Abstract

e15552 Background: There is up to a 25% incidence of the 3 founder BRCA 1 and 2 mutations in unselected Ashkenazi Jewish ovarian cancer (OC) pts. Survival of pts with BRCA-associated advanced-stage OC is longer than that of matched controls. We examined the hypothesis: self-identification as Jewish (J) might serve as a surrogate marker for improved survival for OC pts. Methods: This is a single-institution retrospective analysis of pts from the MSKCC database between 01/01/98 and 01/24/06 with a histologic diagnosis of epithelial ovarian, or primary peritoneal cancer, and a stated religion, for whom follow-up data were available.

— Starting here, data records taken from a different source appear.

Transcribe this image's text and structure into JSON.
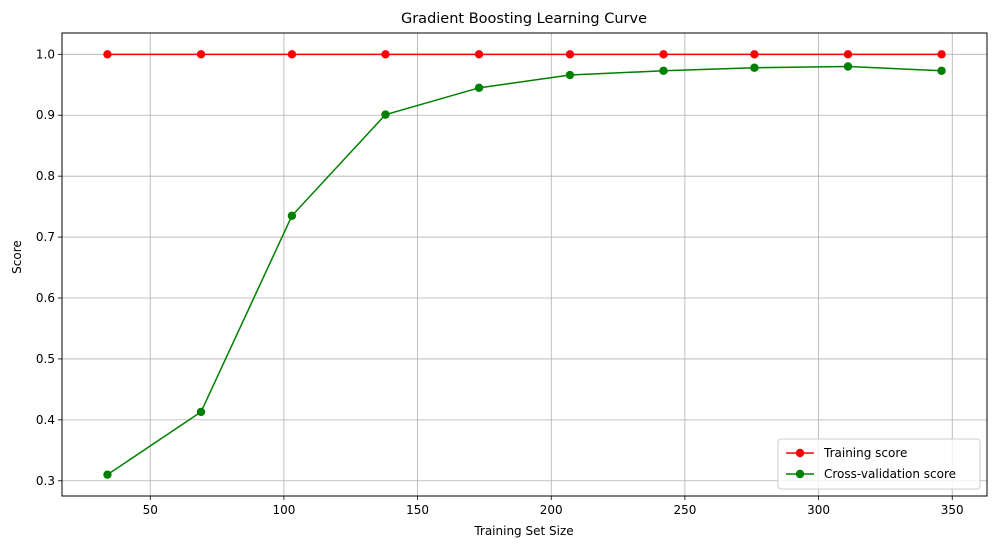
{
  "chart_data": {
    "type": "line",
    "title": "Gradient Boosting Learning Curve",
    "xlabel": "Training Set Size",
    "ylabel": "Score",
    "x": [
      34,
      69,
      103,
      138,
      173,
      207,
      242,
      276,
      311,
      346
    ],
    "xlim": [
      17,
      363
    ],
    "ylim": [
      0.275,
      1.035
    ],
    "xticks": [
      50,
      100,
      150,
      200,
      250,
      300,
      350
    ],
    "yticks": [
      0.3,
      0.4,
      0.5,
      0.6,
      0.7,
      0.8,
      0.9,
      1.0
    ],
    "grid": true,
    "legend_position": "lower-right",
    "series": [
      {
        "name": "Training score",
        "color": "#ff0000",
        "marker": "circle",
        "values": [
          1.0,
          1.0,
          1.0,
          1.0,
          1.0,
          1.0,
          1.0,
          1.0,
          1.0,
          1.0
        ]
      },
      {
        "name": "Cross-validation score",
        "color": "#008000",
        "marker": "circle",
        "values": [
          0.31,
          0.413,
          0.735,
          0.901,
          0.945,
          0.966,
          0.973,
          0.978,
          0.98,
          0.973
        ]
      }
    ]
  }
}
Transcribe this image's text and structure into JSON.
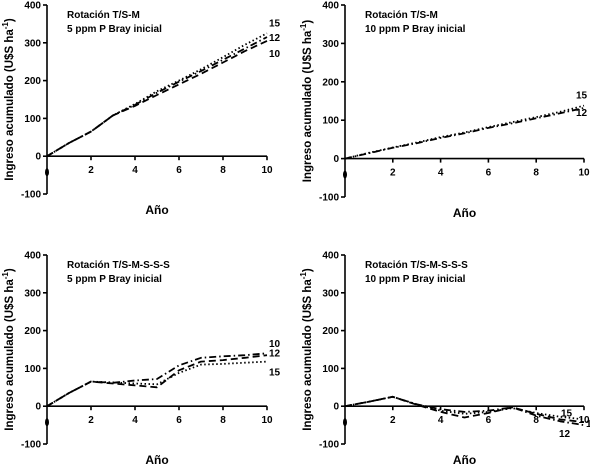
{
  "chart_data": [
    {
      "type": "line",
      "title": "Rotación T/S-M",
      "subtitle": "5 ppm P Bray inicial",
      "xlabel": "Año",
      "ylabel": "Ingreso acumulado (U$S ha-1)",
      "xlim": [
        0,
        10
      ],
      "ylim": [
        -100,
        400
      ],
      "xticks": [
        "2",
        "4",
        "6",
        "8",
        "10"
      ],
      "yticks": [
        "-100",
        "0",
        "100",
        "200",
        "300",
        "400"
      ],
      "grid": false,
      "x": [
        0,
        1,
        2,
        3,
        4,
        5,
        6,
        7,
        8,
        9,
        10
      ],
      "series": [
        {
          "name": "15",
          "dash": "dot",
          "values": [
            0,
            35,
            65,
            108,
            138,
            172,
            200,
            230,
            262,
            295,
            325
          ]
        },
        {
          "name": "12",
          "dash": "dashdot",
          "values": [
            0,
            35,
            65,
            108,
            136,
            168,
            197,
            225,
            255,
            285,
            315
          ]
        },
        {
          "name": "10",
          "dash": "dash",
          "values": [
            0,
            35,
            65,
            108,
            133,
            162,
            190,
            218,
            248,
            278,
            305
          ]
        }
      ]
    },
    {
      "type": "line",
      "title": "Rotación T/S-M",
      "subtitle": "10 ppm P Bray inicial",
      "xlabel": "Año",
      "ylabel": "Ingreso acumulado (U$S ha-1)",
      "xlim": [
        0,
        10
      ],
      "ylim": [
        -100,
        400
      ],
      "xticks": [
        "2",
        "4",
        "6",
        "8",
        "10"
      ],
      "yticks": [
        "-100",
        "0",
        "100",
        "200",
        "300",
        "400"
      ],
      "grid": false,
      "x": [
        0,
        1,
        2,
        3,
        4,
        5,
        6,
        7,
        8,
        9,
        10
      ],
      "series": [
        {
          "name": "15",
          "dash": "dot",
          "values": [
            0,
            15,
            29,
            42,
            56,
            68,
            82,
            95,
            108,
            122,
            138
          ]
        },
        {
          "name": "12",
          "dash": "dashdot",
          "values": [
            0,
            14,
            28,
            40,
            54,
            66,
            80,
            92,
            105,
            118,
            132
          ]
        }
      ]
    },
    {
      "type": "line",
      "title": "Rotación T/S-M-S-S-S",
      "subtitle": "5 ppm P Bray inicial",
      "xlabel": "Año",
      "ylabel": "Ingreso acumulado (U$S ha-1)",
      "xlim": [
        0,
        10
      ],
      "ylim": [
        -100,
        400
      ],
      "xticks": [
        "2",
        "4",
        "6",
        "8",
        "10"
      ],
      "yticks": [
        "-100",
        "0",
        "100",
        "200",
        "300",
        "400"
      ],
      "grid": false,
      "x": [
        0,
        1,
        2,
        3,
        4,
        5,
        6,
        7,
        8,
        9,
        10
      ],
      "series": [
        {
          "name": "10",
          "dash": "dash",
          "values": [
            0,
            35,
            65,
            60,
            55,
            50,
            95,
            118,
            122,
            128,
            135
          ]
        },
        {
          "name": "12",
          "dash": "dashdot",
          "values": [
            0,
            35,
            65,
            62,
            68,
            72,
            108,
            128,
            132,
            135,
            140
          ]
        },
        {
          "name": "15",
          "dash": "dot",
          "values": [
            0,
            35,
            65,
            63,
            60,
            58,
            88,
            110,
            112,
            115,
            118
          ]
        }
      ]
    },
    {
      "type": "line",
      "title": "Rotación T/S-M-S-S-S",
      "subtitle": "10 ppm P Bray inicial",
      "xlabel": "Año",
      "ylabel": "Ingreso acumulado (U$S ha-1)",
      "xlim": [
        0,
        10
      ],
      "ylim": [
        -100,
        400
      ],
      "xticks": [
        "2",
        "4",
        "6",
        "8",
        "10"
      ],
      "yticks": [
        "-100",
        "0",
        "100",
        "200",
        "300",
        "400"
      ],
      "grid": false,
      "x": [
        0,
        1,
        2,
        3,
        4,
        5,
        6,
        7,
        8,
        9,
        10
      ],
      "series": [
        {
          "name": "15",
          "dash": "dot",
          "values": [
            0,
            12,
            25,
            5,
            -12,
            -20,
            -15,
            -5,
            -18,
            -28,
            -35
          ]
        },
        {
          "name": "12",
          "dash": "dashdot",
          "values": [
            0,
            12,
            25,
            5,
            -8,
            -15,
            -12,
            -3,
            -25,
            -40,
            -50
          ]
        },
        {
          "name": "10",
          "dash": "dash",
          "values": [
            0,
            12,
            25,
            4,
            -15,
            -30,
            -18,
            -3,
            -20,
            -35,
            -42
          ]
        }
      ]
    }
  ]
}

IRB waiver was obtained for chart review. Data were collected on diagnosis, dates of surgery, recurrence, chemo, and death, as well as CA-125 nadir. The primary endpoint was OS. The date of initial surgery was used to calculate OS according to date of death or most recent follow-up. Stage and histology were obtained from pathology reports and operative notes, categorized according to ISGO and WHO standards. Kaplan-Meier estimates of OS stratified by various prognostic factors were calculated and compared by means of the log rank test statistic in the univariate setting. Multivariate Cox regression models were used to assess the association between survival and religion. All analyses were conducted using SAS version 9.0 (SAS Institute, Carey, North Carolina). Results: 1,601 pts with OC were identified across all stages. 307 (19%) were self-identified as J. Median FU for survivors was 2.9 yrs (range 0-29.9). Median OS was 6 yrs CI (5.6- 6.7). The median OS for J pts across all stages was 5.8 yrs, and 6.8 yrs for non-J identified pts. The 5 year OS rate was 59% for J pts and 56% for non-J (p = 0.72). Among the 1,193 (74.5%) pts with high-stage disease (stage III or IV), median OS for J pts was 5.4 yrs, and 5.0 yrs for non-J identified pts and the 5 yr OS rate was 56% for J pts and 50% for non-J (p = 0.42). Conclusions: In our review of a large series of OC pts, self-identification as J was not an independent predictor of increased OS. A possible weakness of this study was the reliance on self-reporting to identify J pts, and the reporting did not discriminate between Ashkenazi and other J groups. No significant financial relationships to disclose.